You mean your employers told you to do something when you were sitting around doing nothing?! How dare they! Here’s another gem:

“You’re like an employee, except you’re not getting paid. They’re kind of mean to you. Other interns have cried. I’d see a lot of kids crying doing coffee runs, photocopying stuff.”

Yes, you are like an employee, except you’re not getting paid. That’s precisely what fashion internships are. They’re brutally demanding, often thankless experiences that help you build a resume as well as a backbone for an industry full of brutally demanding assholes. This is what you signed up for, honey. If organizing buttons was simply too much, you ought to have quit, rather than turn around and sue your employers THREE YEARS AFTER your internship. I’d like to know if Lalani has a job rn or if she’s just hard up for cash. And in the wise words of Kelly Cutrone, if you have to cry, go outside.

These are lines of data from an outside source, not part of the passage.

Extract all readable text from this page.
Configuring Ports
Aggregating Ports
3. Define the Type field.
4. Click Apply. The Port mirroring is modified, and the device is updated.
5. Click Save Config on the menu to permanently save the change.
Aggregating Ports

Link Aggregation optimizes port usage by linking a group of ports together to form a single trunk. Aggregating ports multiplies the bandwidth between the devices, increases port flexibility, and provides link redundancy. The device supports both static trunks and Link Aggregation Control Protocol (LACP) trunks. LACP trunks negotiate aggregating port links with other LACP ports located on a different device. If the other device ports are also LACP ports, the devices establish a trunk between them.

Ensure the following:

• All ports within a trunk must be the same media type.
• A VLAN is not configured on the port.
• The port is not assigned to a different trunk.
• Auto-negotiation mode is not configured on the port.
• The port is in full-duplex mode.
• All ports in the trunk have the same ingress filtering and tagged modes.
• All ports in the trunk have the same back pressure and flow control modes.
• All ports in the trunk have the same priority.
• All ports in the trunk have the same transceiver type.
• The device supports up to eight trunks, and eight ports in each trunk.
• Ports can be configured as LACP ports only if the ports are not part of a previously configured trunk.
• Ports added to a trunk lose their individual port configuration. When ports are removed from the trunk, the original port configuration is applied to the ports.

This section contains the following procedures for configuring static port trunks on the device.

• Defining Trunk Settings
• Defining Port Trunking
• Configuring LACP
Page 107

This is hardly the first time this has happened (Alexander Wang, Conde Nast, the list goes on), and it certainly won’t be the last. But I find it hard to believe that what Lalani or any of the other former interns now suing the Olsens had an internship experience at all different than what they had envisioned (hasn’t everyone seen The Devil Wears Prada by now?). I, for one, suffered through several fashion and editorial internships before I started, you know, making a living. I never suffered any nervous breaks and some of the more brutal and demeaning experiences (like the one where my boss asked I place his coffee on his desk at a certain angle) make for excellent dinner party anecdotes. If you can’t take the heat, get out of the kitchen.